Free design of the ground plan – commonly considered the focal point of the Five Points, with its construction dictating new architectural frameworks. The absence of load-bearing partition walls affords greater flexibility in design and use of living spaces; the house is unrestrained in its internal use

Pilotis – a grid of slim reinforced concrete pylons that assume the structural weight of a building. They are the foundations for aesthetic agility, allowing for free ground floor circulation to prevent surface dampness, as well as enabling the garden to extend beneath the residence

Free design of the façade – separated exterior of the building is free from conventional structural restriction, allowing the façade to be unrestrained, lighter, more open

Horizontal window – ribboned windows run alongside the façade’s length, lighting rooms equally, while increasing sense of space and seclusion. As well as providing interior spaces with better light and view of the surroundings

Roof garden – flat roofs with garden terraces serve both harmonic and domestic utility, providing natural layers of insulation to the concrete roof and creating space

Economy + Scale Flexibility + Possibility

The machine for living, as evidenced by these examples and characteristics, is not a thing of mere convenience; it is a space of dynamic and transcendent possibility, that can expand and shape-shift as required.
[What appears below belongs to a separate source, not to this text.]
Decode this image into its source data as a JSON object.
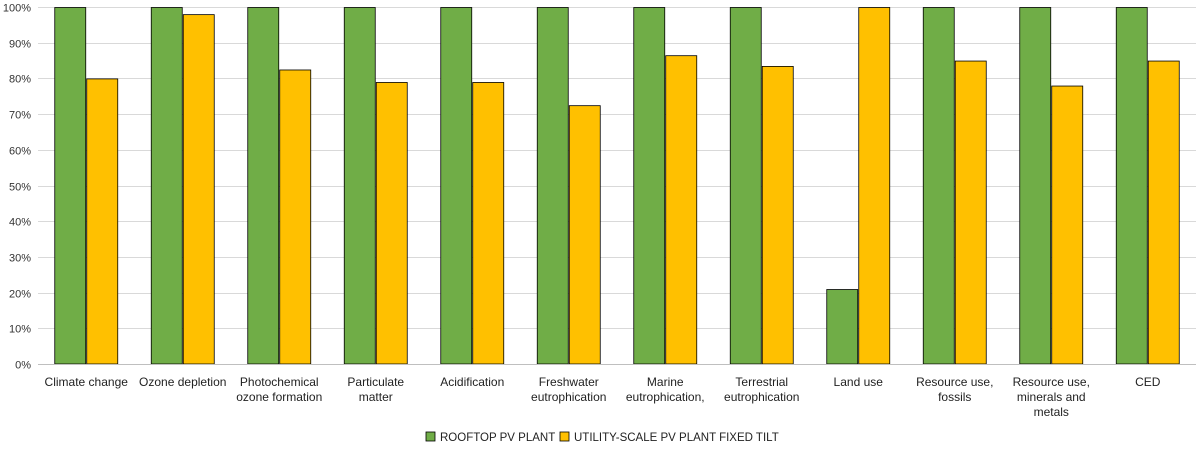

The Corbusian machine is conceptualised as a mechanism of association and aggregation as much as one of functional productivity. The model is less straightforwardly instrumental or deterministic than the Fordist models to which the concept is usually attached.

Accordingly, the spatial characteristics of architecture became the primary focus of Le Corbusier’s thinking, with materials, scale, structure and specification each serving the spatial priority of experience and practicality. These principles and logic have continued to inform the development of 20C architecture in terms of scale, materials, economy and possibility.

The consideration of architecture as a cultural form is nearly always concerned, with the outward appearance of buildings. Le Corbusier shows us that this is misguided. The outward appearance of buildings is very nearly their least interesting characteristic. The consideration of space, structure, scale and specification in relation to buildings is helpful to understanding how form, function and experience are related. This arrangements of ideas is also suggestive of an architecture without buildings and a focus of interactions and outcomes as an expression of architectural practice.

By a happy co-incidence, the three master architects of the modern movement each focussed their efforts on one of these characteristics; Le Corbusier on space, Water Gropius of structure, and Mies on the elegant details and alignment of specification.

Each of these masters, and the architectural profession generally, have often been identified as megalomaniacal egomaniacs. The dom-ino concept provides a significant and alternative example to this narrative. Le Corbusier idea has become the template for grand-designs, but also for non-architect designed housing across the suburbs and the global south. The dom-ino has become the default structure across Africa, Asia and Latin-America.

Architecture without Buildings...

The eccentric and non-planned combination of simple structural dom-ino elements provides the frame for a wider social ecology that reminds us of John Conway’s Game of Life and of the combinational potential in Deleuzian desiring-machines as exemplars of co-design.

The modern world shapes identity through perception and cognition in relation to the systems and structures of machine philosophy. This is experienced through social relations and by the objects that surround us and in which we invest meaning and memory...

My own interests are in the the expression of the modern world as floating (dynamic) signs in space. I'm mostly interested in the historical and material iteration of these signs in relation to the acceleration of modern life. I love the idea of digital, but I'm skeptical of the emotional potential of the digital realm; at least compared with the memory and feeling that we attach to print culture.

Actual buildings are almost the least of it.